Regional pathways for the regulation and ethical review of clinical trials, coupled with new processes for the design and conduct of faster, cheaper and more effective studies, are imperative if the growing pipeline of drugs and vaccines for neglected diseases is to deliver viable products to patients in need, a new report insists.
According to the report from the US-based Center for Global Development (CGD), the last decade has seen “tremendous” progress in developing products for the prevention, diagnosis and treatment of neglected diseases, bolstered by product development partnerships and research funding from the public and private sector.
There are now nearly 90 new products in the pipeline for conditions such as malaria and tuberculosis, with many of them approaching clinical trials, the CGD says.
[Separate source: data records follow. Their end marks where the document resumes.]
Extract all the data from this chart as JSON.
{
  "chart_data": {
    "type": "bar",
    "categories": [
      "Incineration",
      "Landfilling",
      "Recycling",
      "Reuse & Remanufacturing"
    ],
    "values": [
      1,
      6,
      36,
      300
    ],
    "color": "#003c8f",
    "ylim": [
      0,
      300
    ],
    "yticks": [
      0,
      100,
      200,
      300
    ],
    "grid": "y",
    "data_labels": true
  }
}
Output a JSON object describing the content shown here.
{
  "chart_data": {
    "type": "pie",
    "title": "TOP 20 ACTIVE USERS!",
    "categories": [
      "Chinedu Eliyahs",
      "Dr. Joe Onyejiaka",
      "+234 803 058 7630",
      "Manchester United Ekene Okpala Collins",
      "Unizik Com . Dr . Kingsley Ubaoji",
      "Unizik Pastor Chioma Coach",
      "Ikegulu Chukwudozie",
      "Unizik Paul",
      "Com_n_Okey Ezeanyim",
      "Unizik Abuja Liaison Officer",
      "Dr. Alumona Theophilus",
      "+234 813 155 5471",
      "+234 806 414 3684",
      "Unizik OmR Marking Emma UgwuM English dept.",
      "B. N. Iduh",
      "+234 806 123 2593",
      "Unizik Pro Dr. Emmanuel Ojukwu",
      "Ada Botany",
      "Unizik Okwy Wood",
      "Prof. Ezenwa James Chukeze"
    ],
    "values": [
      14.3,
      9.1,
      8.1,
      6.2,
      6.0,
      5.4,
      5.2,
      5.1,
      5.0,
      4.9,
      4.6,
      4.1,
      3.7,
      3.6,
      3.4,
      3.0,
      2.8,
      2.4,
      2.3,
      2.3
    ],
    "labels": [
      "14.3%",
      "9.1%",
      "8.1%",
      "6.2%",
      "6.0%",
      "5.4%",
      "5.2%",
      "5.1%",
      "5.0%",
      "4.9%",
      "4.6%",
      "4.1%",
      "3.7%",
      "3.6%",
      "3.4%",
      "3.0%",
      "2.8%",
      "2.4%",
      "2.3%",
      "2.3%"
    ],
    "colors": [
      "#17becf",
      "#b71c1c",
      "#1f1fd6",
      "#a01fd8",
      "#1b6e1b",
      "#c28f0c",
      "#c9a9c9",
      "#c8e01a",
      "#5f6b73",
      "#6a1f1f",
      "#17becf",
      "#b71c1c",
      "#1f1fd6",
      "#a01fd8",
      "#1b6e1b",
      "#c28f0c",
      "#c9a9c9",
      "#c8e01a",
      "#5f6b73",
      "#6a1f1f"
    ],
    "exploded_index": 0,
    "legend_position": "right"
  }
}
Yet funding for global health is contracting while clinical trial costs can run to US$30,000 per patient, it warns. It can take “billions of dollars” to develop a new medicine and bring it to market in impoverished countries, finds the report on Safer, Faster, Cheaper: Improving Clinical Trials and Regulatory Pathways to Fight Neglected Diseases.
Costing lives
“For many neglected diseases, these drug and vaccine candidates would be the first new therapies in a generation, “ notes Thomas Bollyky, a former CGD fellow who led the 22-member working group that prepared the report, drawing on expertise from the fields of medicine, law, ethics, government, industry, public-private partnerships and international development.
“For others they are the first ever,” Bollyky says. “Delays in approval are literally costing lives.”
Two bottlenecks
The report identifies two “substantial” bottlenecks to getting new products for neglected diseases through the development process and out into the marketplace.
The first is a shortage of clinical research and regulatory – specifically ethics – capacity in a number of neglected disease-endemic settings, which can “undermine the safety of subjects and the validity of clinical data.
The second, even factoring in expected pipeline attrition, is that current levels of financing are insufficient to support the clinical development of pipeline products under current cost assumptions, the CGD working group warns.
“Addressing these related challenges will require not only identifying new sources of funding for large-scale clinical trials and capacity-building”, the report states, “but also devoting more attention to how these trials and their regulatory pathways can be improved to reduce unnecessary costs, delays, and risks to trial subjects.”Two-pronged strategy
The working group for the CGD report has recommended a two-pronged strategy to bring the costs, risks and finances for clinical trials targeting neglected diseases into “a better, more sustainable balance”:
• Establishing regional pathways for the regulation and ethical review of clinical trials in neglected disease-endemic settings.This should entail a centralised procedure/joint review model with the participation of both national regulatory authorities (NRAs) and ethics committees, the working party suggests. The “particular design and adoption of that approach are questions that participating governments and their underlying institutions must decide”, it adds.
Moving to a single integrated process for the approval and oversight of clinical trials occurring in multiple countries and at multiple sites would, the working group contends:
- improve the co-ordination and pool the capacities of the ethics committees and national regulatory authorities involved;
- reduce regulatory inconsistencies and overlap;
- provide a more attractive platform for external assistance and donor support.• Creating conditions for better, faster and cheaper clinical trials in the neglected diseases field.
This calls for a focus on the key parameters and objectives of the study in question, on evidence-driven approaches and early engagement among trial sponsors, clinical investigators and NRAs, the working group says. It recommends, for example:
- Simpler trials for product licensing coupled with more support for policy research in Phase IV studies
Pivotal studies “must be conducted according to the most stringent international standards and at the limited number of sites capable of supporting such trials”, the report comments.
Focusing these studies on the research necessary to support licensing would reduce costs as well as site and investigator demands, while expediting product registration, the working group believes.
For the approach to succeed, though, “donors must increase funding for the Phase IV policy and epidemiological studies necessary to support WHO [World Health Organization] recommendations on the use of the product and neglected-disease research”.- Early investigator input and independent advisory committees
Local investigator and independent stakeholder input should be solicited early in the study and protocol design to help spot potential problems and keep studies “simple, feasible, and focused”, the working group recommends.
- Pressure-testing protocols
It is common practice for many pharmaceutical multinationals to ‘pressure test’ protocols and screening criteria by performing them with dummy subjects and products prior to patient enrolment, the report notes.
A similar approach should be adopted in the development of neglected-disease products, as it “improves the efficiency of trial design and reduces the number of subsequent protocol amendments”.
Regional regulatory authority
One step the CGD would like to see is the African Union working with the WHO and the World Bank to put in place an effective regional regulatory institution that could approve/oversee clinical trials and ensure the swift registration of new products.
“The co-ordination challenges are daunting, to be sure,” acknowledges CGD president Nancy Birdsall. “But experience shows that when there is a strong technical consensus among the experts and a clear path forward, diverse players can come together in support of a fresh approach.”